Religiosas participaram de celebração pela vocação à vida consagrada na Catedral da Sé

Luciney Martins/O SÃO PAULO

No sábado, 18, a Catedral da Sé acolheu os religiosos e religiosas consagrados que vivem e atuam na Arquidiocese de São Paulo para uma missa presidida pelo Cardeal Odilo Pedro Scherer, Arcebispo Metropolitano, recordando a vocação à vida religiosa. 

Na homilia, Dom Odilo recordou que o mês vocacional, vivenciado pela Igreja no Brasil, não é apenas ocasião para homenagear os diferentes estados de vida, mas também um mês de reflexão sobre as vocações na Igreja e de oração por elas. “Sem as vocações de especial consagração, a Igreja perde a vitalidade, não consegue dar conta da missão. Nós cremos que Deus continua a chamar, que vê a necessidade da Igreja, do desafio da messe que é grande”, afirmou.

“Certamente, por muitas circunstâncias, hoje está mais difícil ouvir, acolher o chamado de Deus. Talvez até mesmo de falar da vocação. Também faz parte da missão falar sobre as vocações assim como rezar pelas vocações, atendendo ao pedido de Jesus: ‘Pedi ao Senhor da messe que envie operários para a sua messe’”, continuou o Cardeal Scherer. 

O Arcebispo agradeceu a presença dos consagrados não apenas na região central da cidade, como também nas periferias, sobretudo nas várias situações que requerem o testemunho da Igreja. Ele também recordou os religiosos idosos e enfermos que não puderam participar da missa. 

Ao falar sobre a liturgia do dia, da Solenidade da Assunção de Nossa Senhora, Dom Odilo recordou que a Virgem Maria viveu plenamente sua consagração a Deus e a confiança plena na sua palavra e que, por isso, ela é modelo e inspiração para todos aqueles que entregam sua vida à vontade de Deus.
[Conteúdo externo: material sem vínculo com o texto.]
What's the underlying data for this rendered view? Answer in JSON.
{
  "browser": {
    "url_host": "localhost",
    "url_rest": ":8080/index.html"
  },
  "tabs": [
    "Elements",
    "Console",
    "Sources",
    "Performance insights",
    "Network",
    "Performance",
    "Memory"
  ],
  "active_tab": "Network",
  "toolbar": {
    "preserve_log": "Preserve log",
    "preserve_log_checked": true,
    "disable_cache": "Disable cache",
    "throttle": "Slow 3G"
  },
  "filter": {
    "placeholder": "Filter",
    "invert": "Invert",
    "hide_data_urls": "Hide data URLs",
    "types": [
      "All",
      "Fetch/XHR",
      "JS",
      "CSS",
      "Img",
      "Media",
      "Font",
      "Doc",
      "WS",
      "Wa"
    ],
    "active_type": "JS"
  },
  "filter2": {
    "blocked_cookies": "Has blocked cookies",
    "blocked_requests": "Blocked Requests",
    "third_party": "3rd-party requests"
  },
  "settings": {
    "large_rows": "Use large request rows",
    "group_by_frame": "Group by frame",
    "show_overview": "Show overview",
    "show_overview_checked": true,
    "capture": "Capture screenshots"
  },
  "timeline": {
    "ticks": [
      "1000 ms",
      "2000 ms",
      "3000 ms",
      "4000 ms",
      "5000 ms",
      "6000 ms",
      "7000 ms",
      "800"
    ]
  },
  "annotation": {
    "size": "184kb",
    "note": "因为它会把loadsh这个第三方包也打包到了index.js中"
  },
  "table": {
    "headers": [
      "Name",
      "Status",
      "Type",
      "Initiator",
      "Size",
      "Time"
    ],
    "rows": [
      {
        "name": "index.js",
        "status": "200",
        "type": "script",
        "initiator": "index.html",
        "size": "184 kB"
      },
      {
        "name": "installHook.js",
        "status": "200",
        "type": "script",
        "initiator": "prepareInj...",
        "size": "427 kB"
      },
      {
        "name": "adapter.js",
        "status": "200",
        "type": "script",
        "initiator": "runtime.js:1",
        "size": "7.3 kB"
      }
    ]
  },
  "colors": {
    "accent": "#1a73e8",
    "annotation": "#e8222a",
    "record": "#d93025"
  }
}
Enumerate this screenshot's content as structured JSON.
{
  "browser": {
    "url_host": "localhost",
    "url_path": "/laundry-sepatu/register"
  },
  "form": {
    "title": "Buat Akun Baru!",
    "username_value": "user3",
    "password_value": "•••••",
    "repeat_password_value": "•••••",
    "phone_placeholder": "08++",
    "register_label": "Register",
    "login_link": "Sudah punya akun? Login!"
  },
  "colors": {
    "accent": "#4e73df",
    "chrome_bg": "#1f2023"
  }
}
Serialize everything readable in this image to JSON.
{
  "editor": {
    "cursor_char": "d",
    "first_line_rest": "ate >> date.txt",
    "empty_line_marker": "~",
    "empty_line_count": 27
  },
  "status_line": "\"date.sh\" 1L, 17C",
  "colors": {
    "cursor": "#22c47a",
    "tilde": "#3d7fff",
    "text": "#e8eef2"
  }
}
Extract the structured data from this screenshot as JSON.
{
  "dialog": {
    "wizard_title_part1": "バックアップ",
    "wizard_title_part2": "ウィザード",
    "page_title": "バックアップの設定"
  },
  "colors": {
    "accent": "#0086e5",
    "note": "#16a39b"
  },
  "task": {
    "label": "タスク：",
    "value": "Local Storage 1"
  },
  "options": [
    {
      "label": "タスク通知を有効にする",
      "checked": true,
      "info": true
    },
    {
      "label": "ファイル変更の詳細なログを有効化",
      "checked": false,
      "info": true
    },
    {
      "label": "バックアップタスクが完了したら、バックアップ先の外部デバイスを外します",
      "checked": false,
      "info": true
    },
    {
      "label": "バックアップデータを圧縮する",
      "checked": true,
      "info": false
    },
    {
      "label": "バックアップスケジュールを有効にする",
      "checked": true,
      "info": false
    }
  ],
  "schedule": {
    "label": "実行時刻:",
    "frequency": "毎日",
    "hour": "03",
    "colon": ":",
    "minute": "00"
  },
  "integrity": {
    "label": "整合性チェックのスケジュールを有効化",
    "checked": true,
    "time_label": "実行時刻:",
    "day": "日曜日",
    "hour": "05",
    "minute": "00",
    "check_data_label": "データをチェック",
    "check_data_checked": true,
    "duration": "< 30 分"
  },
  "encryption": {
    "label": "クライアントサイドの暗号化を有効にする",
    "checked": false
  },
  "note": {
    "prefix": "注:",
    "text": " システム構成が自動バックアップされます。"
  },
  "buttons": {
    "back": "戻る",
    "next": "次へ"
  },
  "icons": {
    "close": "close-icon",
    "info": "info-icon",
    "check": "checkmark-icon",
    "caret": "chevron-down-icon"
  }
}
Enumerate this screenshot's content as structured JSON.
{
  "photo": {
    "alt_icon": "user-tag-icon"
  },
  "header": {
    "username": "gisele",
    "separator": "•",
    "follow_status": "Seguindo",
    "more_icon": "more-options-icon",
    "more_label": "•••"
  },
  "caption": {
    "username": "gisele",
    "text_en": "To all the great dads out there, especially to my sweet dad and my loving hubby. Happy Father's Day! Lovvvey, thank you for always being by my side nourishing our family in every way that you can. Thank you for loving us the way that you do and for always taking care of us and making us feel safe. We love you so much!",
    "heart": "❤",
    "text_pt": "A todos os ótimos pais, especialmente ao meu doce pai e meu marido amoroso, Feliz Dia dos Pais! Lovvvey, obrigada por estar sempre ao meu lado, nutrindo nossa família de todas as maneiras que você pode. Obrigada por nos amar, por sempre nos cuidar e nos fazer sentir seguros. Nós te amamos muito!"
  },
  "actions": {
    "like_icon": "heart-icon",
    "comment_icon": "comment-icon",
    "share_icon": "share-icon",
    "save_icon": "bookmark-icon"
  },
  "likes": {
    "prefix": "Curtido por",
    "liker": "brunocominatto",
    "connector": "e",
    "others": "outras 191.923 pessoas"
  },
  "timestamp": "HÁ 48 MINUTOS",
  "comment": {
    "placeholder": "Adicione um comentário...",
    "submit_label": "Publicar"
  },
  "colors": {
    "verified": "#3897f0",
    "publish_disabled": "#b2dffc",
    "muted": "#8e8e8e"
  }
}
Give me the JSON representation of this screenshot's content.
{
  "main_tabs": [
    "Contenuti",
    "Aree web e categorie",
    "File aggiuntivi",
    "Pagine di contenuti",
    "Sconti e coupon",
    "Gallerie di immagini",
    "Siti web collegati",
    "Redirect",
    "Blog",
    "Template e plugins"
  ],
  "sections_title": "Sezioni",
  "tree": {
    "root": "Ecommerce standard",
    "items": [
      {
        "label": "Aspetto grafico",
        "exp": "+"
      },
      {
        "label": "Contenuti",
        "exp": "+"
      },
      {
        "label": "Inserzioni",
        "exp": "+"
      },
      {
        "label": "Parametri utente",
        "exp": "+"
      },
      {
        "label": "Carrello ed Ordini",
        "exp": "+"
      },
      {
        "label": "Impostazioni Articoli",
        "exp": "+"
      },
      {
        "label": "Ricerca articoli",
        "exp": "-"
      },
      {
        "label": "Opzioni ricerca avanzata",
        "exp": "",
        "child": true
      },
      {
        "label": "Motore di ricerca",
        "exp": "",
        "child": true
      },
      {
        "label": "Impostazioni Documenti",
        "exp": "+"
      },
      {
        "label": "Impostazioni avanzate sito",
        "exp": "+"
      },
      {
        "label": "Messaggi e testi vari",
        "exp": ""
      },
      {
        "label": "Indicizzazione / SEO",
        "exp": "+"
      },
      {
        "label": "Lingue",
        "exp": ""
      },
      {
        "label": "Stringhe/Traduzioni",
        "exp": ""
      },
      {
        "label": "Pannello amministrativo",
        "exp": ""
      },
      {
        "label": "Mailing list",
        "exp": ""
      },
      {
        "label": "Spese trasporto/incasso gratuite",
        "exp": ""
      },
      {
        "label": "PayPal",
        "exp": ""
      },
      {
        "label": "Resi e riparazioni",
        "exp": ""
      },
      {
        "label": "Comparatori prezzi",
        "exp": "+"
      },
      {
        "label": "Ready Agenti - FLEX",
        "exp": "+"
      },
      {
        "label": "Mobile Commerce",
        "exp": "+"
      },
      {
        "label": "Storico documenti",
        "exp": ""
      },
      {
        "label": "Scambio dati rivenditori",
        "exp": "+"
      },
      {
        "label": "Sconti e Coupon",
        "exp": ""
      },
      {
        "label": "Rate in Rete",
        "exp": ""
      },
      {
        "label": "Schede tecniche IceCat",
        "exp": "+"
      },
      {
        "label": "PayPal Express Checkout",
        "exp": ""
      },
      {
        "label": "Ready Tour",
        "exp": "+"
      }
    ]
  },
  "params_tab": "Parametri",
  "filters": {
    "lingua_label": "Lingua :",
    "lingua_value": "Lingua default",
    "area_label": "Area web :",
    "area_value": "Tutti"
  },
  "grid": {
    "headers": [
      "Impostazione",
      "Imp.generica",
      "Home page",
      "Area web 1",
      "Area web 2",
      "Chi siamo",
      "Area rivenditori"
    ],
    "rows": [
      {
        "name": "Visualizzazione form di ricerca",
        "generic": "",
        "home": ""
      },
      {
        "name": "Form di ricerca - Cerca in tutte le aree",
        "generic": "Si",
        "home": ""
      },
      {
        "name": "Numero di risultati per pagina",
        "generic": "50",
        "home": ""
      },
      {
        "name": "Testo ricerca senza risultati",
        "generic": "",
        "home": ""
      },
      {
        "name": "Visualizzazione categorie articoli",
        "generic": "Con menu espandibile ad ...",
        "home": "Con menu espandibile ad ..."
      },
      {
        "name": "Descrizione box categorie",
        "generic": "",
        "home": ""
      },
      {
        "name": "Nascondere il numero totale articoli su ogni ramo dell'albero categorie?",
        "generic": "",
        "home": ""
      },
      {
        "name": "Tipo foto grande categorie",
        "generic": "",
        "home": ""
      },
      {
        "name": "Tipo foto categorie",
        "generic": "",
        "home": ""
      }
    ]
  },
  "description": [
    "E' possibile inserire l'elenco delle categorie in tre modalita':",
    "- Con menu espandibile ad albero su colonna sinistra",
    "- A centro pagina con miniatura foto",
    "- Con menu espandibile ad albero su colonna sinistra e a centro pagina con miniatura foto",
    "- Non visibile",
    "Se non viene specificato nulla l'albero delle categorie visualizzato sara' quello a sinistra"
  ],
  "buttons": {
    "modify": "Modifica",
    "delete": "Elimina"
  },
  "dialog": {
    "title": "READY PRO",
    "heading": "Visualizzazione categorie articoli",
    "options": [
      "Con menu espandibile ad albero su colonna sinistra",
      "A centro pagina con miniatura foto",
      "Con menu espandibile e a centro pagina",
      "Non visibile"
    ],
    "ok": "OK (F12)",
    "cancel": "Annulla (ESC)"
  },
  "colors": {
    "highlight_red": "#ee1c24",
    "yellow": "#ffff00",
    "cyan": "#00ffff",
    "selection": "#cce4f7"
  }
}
“A vida consagrada é marcada fortemente pelo sinal da esperança no cumprimento pleno da salvação. Sem isso, não teria sentido consagrar-se nesta vida”, acrescentou o Cardeal, convidando os religiosos a renovarem a alegria da consagração a Deus, de viver no meio das contradições do mundo com um olhar que vai “além dos condicionamentos ligados a esta vida”.

 

TESTEMUNHO DE SANTIDADE

Ainda sobre o testemunho dos consagrados na Igreja em São Paulo, Dom Odilo ressaltou que os santos e beatos que viveram na Arquidiocese foram religiosos –São José de Anchieta, Santa Paulina, Santo Antônio de Sant’Anna Galvão, Beato Mariano de La Mata e Beata Assunta Marchetti – que muito contribuíram para a evangelização. “O chamado à santidade é o primeiro e mais essencial. A vida santa é a nossa vocação e meta comum a partir do Batismo. Chegar à eternidade e viver na glória de Deus, como Maria, requer vida santa”, completou o Arcebispo, reforçando que “o estilo de vida dos cristãos é a santidade”. 

Em nome dos consagrados, o Padre Rubens Pedro Cabral, Diretor do Regional São Paulo da Conferência dos Religiosos do Brasil (CRB-SP), renovou o compromisso dos religiosos na missão evangelizadora em São Paulo, especialmente no caminho sinodal vivido pela Arquidiocese. “Que a vida religiosa continue a ser este sinal benéfico no meio desta cidade confusa e fragmentada”, afirmou.